The Spokesman-Review
 
The Spokesman-Review photo

Omarosa
(Full-size photo)

FORMER “APPRENTICE” CONTESTANT Omarosa Manigault-Stallworth is slamming the NBC reality show for stereotyping her and other black contestants.

“Once you start looking at how all the black men are lazy and laid-back and nonassertive and nonaggressive and all the black women are quite the opposite, I think there is a pattern,” she says.

Her comments came at a press conference promoting another reality show, “Fear Factor,” in which she’ll appear on Monday.

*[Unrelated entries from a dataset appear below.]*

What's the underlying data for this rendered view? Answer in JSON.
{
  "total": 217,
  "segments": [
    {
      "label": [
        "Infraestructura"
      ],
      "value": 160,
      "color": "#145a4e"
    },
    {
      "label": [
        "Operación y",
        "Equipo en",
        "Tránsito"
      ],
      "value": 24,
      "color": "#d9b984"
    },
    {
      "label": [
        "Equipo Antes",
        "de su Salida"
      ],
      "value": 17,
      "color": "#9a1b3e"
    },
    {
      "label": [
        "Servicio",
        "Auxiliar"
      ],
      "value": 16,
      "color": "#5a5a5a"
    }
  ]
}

“What African-American man have we shown to be lazy?” replied “Apprentice” producer Mark Burnett. “None of them. Kwame almost won the whole thing.”

Kwame Jackson was the runner-up in the show’s first season. In the second season, the only black male contestant was among the final four.

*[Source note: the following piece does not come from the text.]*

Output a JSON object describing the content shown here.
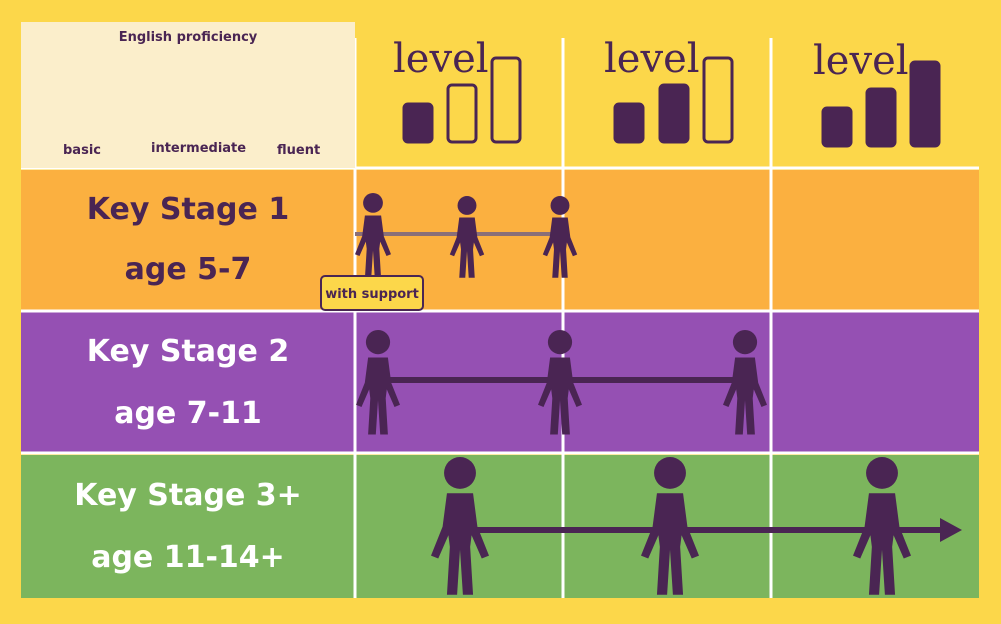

Burnett advised Omarosa to “take responsibility for your own behavior and stop disparaging other African-Americans.”

C’mon, KFC – chicken?

Rap mogul and activist Russell Simmons has joined the Rev. Al Sharpton and Pamela Anderson in protesting how Kentucky Fried Chicken treats its poultry.

Simmons reportedly has filmed an ad “showing some of the very worst abuses chickens undergo,” and is threatening to release it and call for a boycott if KFC does not mend its “grossly inhumane” slaughter practices.

A KFC spokesman says the company keeps to “the same standards that all our competitors use to insure humane treatment around the country.”

Hello, Phat Joe

Rapper Fat Joe says an Oprah Winfrey episode on weight loss led him to drop 80 pounds, thanks to a strict low-carb diet and exercise with a personal trainer.

“Being Puerto Rican and not being able to eat rice and beans – it’s hard,” says the former 370-pounder.

Oh, who gives a rip?

Irish singer Sinead O’Connor is returning to music after two years of retirement – but not the pop scene.

“I want to at least aim my records at a more spiritualized market,” she says, adding: “Religious songs with bad words, that’s the best way I could describe it.”

O’Connor is infamous for tearing up a picture of Pope John Paul II on “Saturday Night Live” in 1992.

George goes down for the count

Meanwhile, British ‘80s pop fixture George Michael is hanging it up.

Says he: “I don’t really think that there is anyone in the modern pop business who I feel I want to spar with.”

Isn’t it patriotic – don’t cha think?

Canadian singer Alanis Morrisette has officially been sworn in as a U.S. citizen.

“America has been really great to me and I have felt welcomed since the day I came here,” says the “Ironic” singer, who will maintain dual citizenship.

No boa for Pink

This just in: The planned Janis Joplin biopic starring Pink, reported here Wednesday, has been called off.

The birthday bunch

Actor Jack Palance is 84. Actor George Kennedy is 80. Author Toni Morrison is 74. Movie director Milos Forman is 73. Artist/singer Yoko Ono is 72. Actress Cybill Shepherd is 55. Singer Juice Newton is 53. Actor John Travolta is 51. Game show hostess Vanna White (“Wheel of Fortune”) is 48. Actress Greta Scacchi is 45. Actor Matt Dillon is 41. Rapper Dr. Dre is 40. Actress Molly Ringwald is 37. Actor Tyrone Burton (“The Parent ‘Hood”) is 26.